En quoi ces nouveaux équipements connectés changent-ils la donne ?
LS - Si les bénéfices pour le conducteur sont indéniables, il faut garder à l’esprit que les équipements connectés sont autant de points d’entrée et de surfaces d’attaques pour les pirates informatiques. A partir de ces équipements, ils peuvent tenter d’accéder à d’autres composants, le plus souvent dans le but de voler le véhicule ou les données personnelles du conducteur, mais aussi parfois pour perturber la conduite en portant atteinte à l’intégrité du véhicule, en générant par exemple une explosion sonore au sein de l’habitacle en prenant le contrôle des baffles. Le scénario ultime consisterait en une prise de contrôle du véhicule à distance, potentiellement sur une flotte entière.
Comment Thales agit-il pour prévenir ces cyberattaques sur les véhicules connectés ?
LS - Thales accompagne les constructeurs sur toute la chaîne de sécurité des équipements embarqués, que ce soit en matière d’évaluation des risques liés au déploiement de nouvelles fonctionnalités, de définition des mesures de sécurité à mettre en place ou de validation du niveau de sécurité des équipements déployés. Plus spécifiquement, Thales a mis au point, en partenariat avec PSA, une méthode d’analyse des risques spécifique au monde de l’automobile, dans le but de déduire les mesures de sécurité à mettre en place. Au-delà de cet axe méthodologique, Thales intervient aussi sur le plan technique, en menant des audits et des tests d’intrusion sur les véhicules pour identifier les vulnérabilités, en analysant par exemple la connexion du boîtier multimédia au réseau du véhicule, les processus de mises à jour logicielles, le niveau de cloisonnement entre l’espace multimédia et les fonctions vitales du véhicule, etc.
Comment les constructeurs prennent-ils en comptent la cybersécurité ?

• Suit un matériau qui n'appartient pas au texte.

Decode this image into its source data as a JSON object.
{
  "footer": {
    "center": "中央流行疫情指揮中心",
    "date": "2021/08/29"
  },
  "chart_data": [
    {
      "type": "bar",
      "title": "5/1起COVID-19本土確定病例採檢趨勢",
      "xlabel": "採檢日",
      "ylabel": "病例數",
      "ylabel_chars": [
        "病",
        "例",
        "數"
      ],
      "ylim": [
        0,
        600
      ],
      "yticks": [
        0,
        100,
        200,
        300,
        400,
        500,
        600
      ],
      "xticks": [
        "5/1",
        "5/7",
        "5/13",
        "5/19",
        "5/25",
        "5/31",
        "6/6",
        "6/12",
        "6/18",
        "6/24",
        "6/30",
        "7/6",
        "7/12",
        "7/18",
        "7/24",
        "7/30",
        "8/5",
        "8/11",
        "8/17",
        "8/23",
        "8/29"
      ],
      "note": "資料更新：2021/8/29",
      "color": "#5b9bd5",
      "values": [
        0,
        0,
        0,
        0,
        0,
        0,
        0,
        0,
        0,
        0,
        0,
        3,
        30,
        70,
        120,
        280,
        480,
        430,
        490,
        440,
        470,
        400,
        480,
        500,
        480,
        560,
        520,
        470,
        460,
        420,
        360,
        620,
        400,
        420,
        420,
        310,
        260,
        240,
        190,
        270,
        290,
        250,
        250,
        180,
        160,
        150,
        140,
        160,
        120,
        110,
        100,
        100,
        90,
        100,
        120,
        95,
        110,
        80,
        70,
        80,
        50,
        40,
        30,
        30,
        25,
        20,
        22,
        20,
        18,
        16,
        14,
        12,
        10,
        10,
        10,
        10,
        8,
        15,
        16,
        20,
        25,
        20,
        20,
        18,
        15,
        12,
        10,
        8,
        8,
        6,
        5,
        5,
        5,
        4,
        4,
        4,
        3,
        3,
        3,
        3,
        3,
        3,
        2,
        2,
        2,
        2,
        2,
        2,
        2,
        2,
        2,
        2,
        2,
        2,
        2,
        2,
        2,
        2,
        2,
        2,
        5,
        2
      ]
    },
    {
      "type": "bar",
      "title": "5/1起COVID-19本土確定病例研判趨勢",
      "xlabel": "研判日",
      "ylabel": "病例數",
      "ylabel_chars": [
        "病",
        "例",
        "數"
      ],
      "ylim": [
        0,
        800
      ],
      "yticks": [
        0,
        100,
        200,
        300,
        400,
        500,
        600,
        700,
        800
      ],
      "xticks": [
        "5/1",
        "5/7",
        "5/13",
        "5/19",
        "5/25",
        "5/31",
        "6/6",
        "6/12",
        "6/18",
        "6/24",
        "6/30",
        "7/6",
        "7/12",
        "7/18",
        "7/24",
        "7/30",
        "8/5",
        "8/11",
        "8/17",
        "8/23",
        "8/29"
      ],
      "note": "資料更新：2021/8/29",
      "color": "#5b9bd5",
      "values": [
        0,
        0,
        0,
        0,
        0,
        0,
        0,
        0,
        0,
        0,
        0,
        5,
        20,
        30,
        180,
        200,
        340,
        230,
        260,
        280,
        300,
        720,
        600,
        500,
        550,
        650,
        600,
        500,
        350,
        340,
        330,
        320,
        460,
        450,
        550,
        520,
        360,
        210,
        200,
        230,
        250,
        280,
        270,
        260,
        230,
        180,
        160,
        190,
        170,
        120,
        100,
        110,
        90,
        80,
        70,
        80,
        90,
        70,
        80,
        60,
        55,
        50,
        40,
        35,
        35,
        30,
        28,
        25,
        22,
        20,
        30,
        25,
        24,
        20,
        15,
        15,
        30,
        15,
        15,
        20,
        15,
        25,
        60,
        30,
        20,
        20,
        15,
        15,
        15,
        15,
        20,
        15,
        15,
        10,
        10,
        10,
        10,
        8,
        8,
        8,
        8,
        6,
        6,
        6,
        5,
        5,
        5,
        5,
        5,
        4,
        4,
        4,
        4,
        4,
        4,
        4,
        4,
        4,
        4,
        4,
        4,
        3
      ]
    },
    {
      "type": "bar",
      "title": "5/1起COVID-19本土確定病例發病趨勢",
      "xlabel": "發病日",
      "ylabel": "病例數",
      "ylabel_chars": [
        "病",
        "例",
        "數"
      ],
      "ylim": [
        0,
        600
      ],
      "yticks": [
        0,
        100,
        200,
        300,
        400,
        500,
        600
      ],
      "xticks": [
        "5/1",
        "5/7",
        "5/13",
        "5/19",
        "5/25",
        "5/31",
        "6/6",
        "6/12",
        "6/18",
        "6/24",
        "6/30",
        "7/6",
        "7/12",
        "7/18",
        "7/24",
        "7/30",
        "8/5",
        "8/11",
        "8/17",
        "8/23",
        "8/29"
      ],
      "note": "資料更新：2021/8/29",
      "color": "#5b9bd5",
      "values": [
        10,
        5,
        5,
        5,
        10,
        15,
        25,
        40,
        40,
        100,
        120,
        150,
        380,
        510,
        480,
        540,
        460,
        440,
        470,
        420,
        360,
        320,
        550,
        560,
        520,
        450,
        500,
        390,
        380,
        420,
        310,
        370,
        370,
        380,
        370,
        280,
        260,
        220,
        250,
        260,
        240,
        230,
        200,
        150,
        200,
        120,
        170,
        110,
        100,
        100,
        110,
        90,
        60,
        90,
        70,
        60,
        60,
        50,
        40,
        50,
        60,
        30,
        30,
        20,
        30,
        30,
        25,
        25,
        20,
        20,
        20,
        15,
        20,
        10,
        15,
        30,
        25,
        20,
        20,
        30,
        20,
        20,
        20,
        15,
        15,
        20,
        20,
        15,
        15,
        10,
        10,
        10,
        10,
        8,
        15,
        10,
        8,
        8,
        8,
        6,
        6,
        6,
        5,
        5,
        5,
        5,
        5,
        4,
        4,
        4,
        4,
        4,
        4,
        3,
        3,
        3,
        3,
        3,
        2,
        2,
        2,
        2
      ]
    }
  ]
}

LS - Il faut savoir que les composants embarqués n’ont pas nécessairement été conçus, à l’origine, pour supporter des fonctions de sécurité, d’autant que la priorité est donnée aux fonctions premières du véhicule (direction, freinage, etc.) ; il est donc assez complexe de développer des fonctions cryptographiques ou de chiffrement sur certains éléments. Le sujet est de plus en plus pris en compte par les constructeurs et les équipementiers, qui ont parfaitement conscience que la cybersécurité est devenue indissociable de la notion de sûreté de fonctionnement des véhicules et qu’un des enjeux est de parvenir à faire cohabiter les deux : il y a désormais un vrai réflexe cyber. La voiture est en train de devenir « un ordinateur avec des roues » – et cela sera encore plus vrai demain avec l’arrivée de la voiture autonome, prévue pour 2020, et qui sera appelée à avoir des interactions considérables avec les infrastructures, les autres usagers, etc. Le développement de cette nouvelle technologie ne pourra se faire sans des solutions ultra-performantes de cybersécurité.